The line? “If virtue no delighted beauty lack, Your son-in-law is far more fair than black”.
Perhaps somebody can explain to me the controversy in that line?
I suppose the idea is interesting, and it brings to mind that old Hamlet in the Bush story (which, until now, I thought was a real thing) where a researcher attempts to demonstrate the universal appeal of Shakespeare by reading the play to a bunch of African natives. They don’t get it. They don’t see the big deal of Claudius marrying Gertrude, because of course the wife of a deceased man marries his brother. And why did Hamlet even think about listening to the ghost? The only concept of ghost in their language is “demon”, so of course it would have been up to no good. And so on.
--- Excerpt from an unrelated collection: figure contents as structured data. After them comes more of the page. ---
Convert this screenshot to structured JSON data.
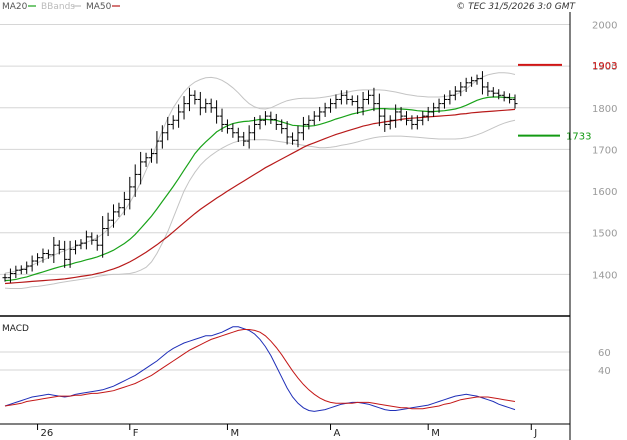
{
  "header": {
    "legend": [
      {
        "label": "MA20",
        "color": "#1aa31a"
      },
      {
        "label": "BBands",
        "color": "#bdbdbd"
      },
      {
        "label": "MA50",
        "color": "#b81a1a"
      }
    ],
    "copyright": "© TEC 31/5/2026 3:0 GMT"
  },
  "chart_data": [
    {
      "type": "ohlc",
      "title": "",
      "ylim": [
        1300,
        2030
      ],
      "yticks": [
        "2000",
        "1900",
        "1800",
        "1700",
        "1600",
        "1500",
        "1400"
      ],
      "grid": true,
      "closes": [
        1392,
        1402,
        1410,
        1412,
        1420,
        1432,
        1440,
        1450,
        1447,
        1470,
        1460,
        1436,
        1460,
        1470,
        1475,
        1490,
        1482,
        1470,
        1510,
        1530,
        1550,
        1560,
        1580,
        1610,
        1640,
        1670,
        1680,
        1690,
        1720,
        1740,
        1760,
        1770,
        1790,
        1810,
        1830,
        1820,
        1800,
        1810,
        1800,
        1780,
        1760,
        1750,
        1740,
        1730,
        1720,
        1740,
        1760,
        1770,
        1780,
        1772,
        1760,
        1750,
        1730,
        1722,
        1740,
        1760,
        1770,
        1780,
        1790,
        1800,
        1810,
        1820,
        1830,
        1820,
        1815,
        1800,
        1820,
        1830,
        1810,
        1780,
        1760,
        1770,
        1790,
        1780,
        1770,
        1760,
        1770,
        1780,
        1790,
        1800,
        1810,
        1820,
        1830,
        1840,
        1850,
        1860,
        1865,
        1870,
        1850,
        1840,
        1835,
        1830,
        1825,
        1820,
        1810
      ],
      "ma20": [
        1385,
        1386,
        1388,
        1391,
        1394,
        1398,
        1402,
        1406,
        1410,
        1414,
        1418,
        1421,
        1424,
        1428,
        1431,
        1435,
        1438,
        1442,
        1447,
        1452,
        1458,
        1466,
        1474,
        1484,
        1496,
        1510,
        1525,
        1540,
        1557,
        1575,
        1593,
        1611,
        1630,
        1650,
        1670,
        1690,
        1705,
        1718,
        1730,
        1742,
        1750,
        1757,
        1762,
        1765,
        1767,
        1768,
        1770,
        1772,
        1772,
        1771,
        1770,
        1766,
        1762,
        1758,
        1757,
        1756,
        1756,
        1757,
        1760,
        1764,
        1768,
        1773,
        1777,
        1781,
        1785,
        1788,
        1791,
        1794,
        1797,
        1798,
        1798,
        1797,
        1797,
        1797,
        1796,
        1795,
        1793,
        1792,
        1791,
        1791,
        1792,
        1793,
        1795,
        1797,
        1801,
        1806,
        1812,
        1818,
        1822,
        1825,
        1826,
        1826,
        1825,
        1824,
        1824
      ],
      "bb_upper": [
        1403,
        1405,
        1408,
        1412,
        1416,
        1422,
        1428,
        1434,
        1440,
        1446,
        1452,
        1457,
        1462,
        1467,
        1472,
        1477,
        1482,
        1488,
        1497,
        1508,
        1520,
        1535,
        1552,
        1572,
        1595,
        1620,
        1650,
        1680,
        1713,
        1745,
        1775,
        1800,
        1820,
        1838,
        1852,
        1862,
        1868,
        1872,
        1873,
        1871,
        1866,
        1858,
        1848,
        1836,
        1822,
        1810,
        1802,
        1798,
        1797,
        1800,
        1806,
        1812,
        1817,
        1820,
        1822,
        1823,
        1823,
        1823,
        1824,
        1826,
        1828,
        1831,
        1834,
        1837,
        1840,
        1842,
        1843,
        1843,
        1843,
        1843,
        1842,
        1840,
        1838,
        1835,
        1832,
        1830,
        1828,
        1827,
        1826,
        1826,
        1826,
        1827,
        1829,
        1832,
        1837,
        1845,
        1856,
        1866,
        1874,
        1879,
        1882,
        1884,
        1884,
        1883,
        1880
      ],
      "bb_lower": [
        1367,
        1366,
        1366,
        1366,
        1368,
        1370,
        1371,
        1373,
        1375,
        1377,
        1380,
        1382,
        1384,
        1386,
        1388,
        1390,
        1392,
        1395,
        1397,
        1399,
        1400,
        1400,
        1401,
        1402,
        1405,
        1410,
        1417,
        1430,
        1450,
        1475,
        1503,
        1535,
        1568,
        1600,
        1625,
        1645,
        1662,
        1675,
        1686,
        1695,
        1703,
        1710,
        1716,
        1720,
        1722,
        1723,
        1723,
        1723,
        1723,
        1722,
        1720,
        1718,
        1716,
        1714,
        1712,
        1710,
        1708,
        1706,
        1704,
        1704,
        1705,
        1707,
        1710,
        1712,
        1715,
        1718,
        1722,
        1725,
        1728,
        1730,
        1731,
        1732,
        1732,
        1732,
        1731,
        1730,
        1729,
        1728,
        1727,
        1726,
        1725,
        1725,
        1725,
        1725,
        1726,
        1728,
        1731,
        1735,
        1740,
        1746,
        1752,
        1758,
        1763,
        1767,
        1770
      ],
      "ma50": [
        1378,
        1379,
        1380,
        1381,
        1382,
        1383,
        1384,
        1385,
        1386,
        1387,
        1388,
        1389,
        1391,
        1393,
        1395,
        1397,
        1399,
        1402,
        1405,
        1409,
        1413,
        1418,
        1424,
        1430,
        1437,
        1445,
        1453,
        1462,
        1471,
        1481,
        1491,
        1502,
        1513,
        1524,
        1535,
        1546,
        1556,
        1565,
        1574,
        1583,
        1591,
        1600,
        1608,
        1616,
        1624,
        1632,
        1640,
        1648,
        1656,
        1663,
        1670,
        1677,
        1684,
        1691,
        1698,
        1705,
        1711,
        1716,
        1721,
        1726,
        1731,
        1736,
        1740,
        1744,
        1748,
        1752,
        1756,
        1759,
        1762,
        1764,
        1766,
        1768,
        1770,
        1772,
        1774,
        1775,
        1776,
        1777,
        1778,
        1779,
        1780,
        1781,
        1782,
        1783,
        1785,
        1786,
        1788,
        1789,
        1790,
        1791,
        1792,
        1793,
        1794,
        1795,
        1796
      ],
      "levels": [
        {
          "value": 1903,
          "label": "1903",
          "color": "#d01515"
        },
        {
          "value": 1733,
          "label": "1733",
          "color": "#139a13"
        }
      ]
    },
    {
      "type": "line",
      "title": "MACD",
      "ylim": [
        -20,
        100
      ],
      "yticks": [
        "60",
        "40"
      ],
      "grid": true,
      "series": [
        {
          "color": "#1f2fb8",
          "values": [
            0,
            2,
            4,
            6,
            8,
            10,
            11,
            12,
            13,
            12,
            11,
            10,
            11,
            13,
            14,
            15,
            16,
            17,
            18,
            20,
            22,
            25,
            28,
            31,
            34,
            38,
            42,
            46,
            50,
            55,
            60,
            64,
            67,
            70,
            72,
            74,
            76,
            78,
            78,
            80,
            82,
            85,
            88,
            88,
            86,
            84,
            80,
            74,
            66,
            56,
            44,
            32,
            20,
            10,
            3,
            -2,
            -5,
            -6,
            -5,
            -4,
            -2,
            0,
            2,
            3,
            4,
            4,
            3,
            2,
            0,
            -2,
            -4,
            -5,
            -5,
            -4,
            -3,
            -2,
            -1,
            0,
            1,
            3,
            5,
            7,
            9,
            11,
            12,
            13,
            12,
            11,
            9,
            7,
            5,
            2,
            0,
            -2,
            -4
          ]
        },
        {
          "color": "#c41818",
          "values": [
            0,
            1,
            2,
            3,
            5,
            6,
            7,
            8,
            9,
            10,
            11,
            11,
            11,
            12,
            12,
            13,
            14,
            14,
            15,
            16,
            17,
            19,
            21,
            23,
            25,
            28,
            31,
            34,
            38,
            42,
            46,
            50,
            54,
            58,
            62,
            65,
            68,
            71,
            74,
            76,
            78,
            80,
            82,
            84,
            85,
            85,
            84,
            82,
            78,
            72,
            65,
            57,
            48,
            39,
            31,
            24,
            18,
            13,
            9,
            6,
            4,
            3,
            3,
            3,
            3,
            4,
            4,
            4,
            3,
            2,
            1,
            0,
            -1,
            -2,
            -2,
            -3,
            -3,
            -3,
            -2,
            -1,
            0,
            2,
            3,
            5,
            7,
            8,
            9,
            10,
            10,
            10,
            9,
            8,
            7,
            6,
            5
          ]
        }
      ]
    }
  ],
  "xaxis": {
    "labels": [
      {
        "text": "26",
        "index": 6
      },
      {
        "text": "F",
        "index": 23
      },
      {
        "text": "M",
        "index": 41
      },
      {
        "text": "A",
        "index": 60
      },
      {
        "text": "M",
        "index": 78
      },
      {
        "text": "J",
        "index": 97
      }
    ]
  }
}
Does anybody know if that piece is legit, or was done as a joke? I’d always assumed it to be real but when googling for it I found it linked on a April Fool’s Day site, so now I’m not so sure.
On a related note that combines both those stories I’ll point out my own little experiment in this arena. I ran “To be or not to be” through a translator into a whole bunch of different languages to see how it differed, then made a poster out of it. I think it came out pretty cool, and it’s been one of the better sellers in my shop.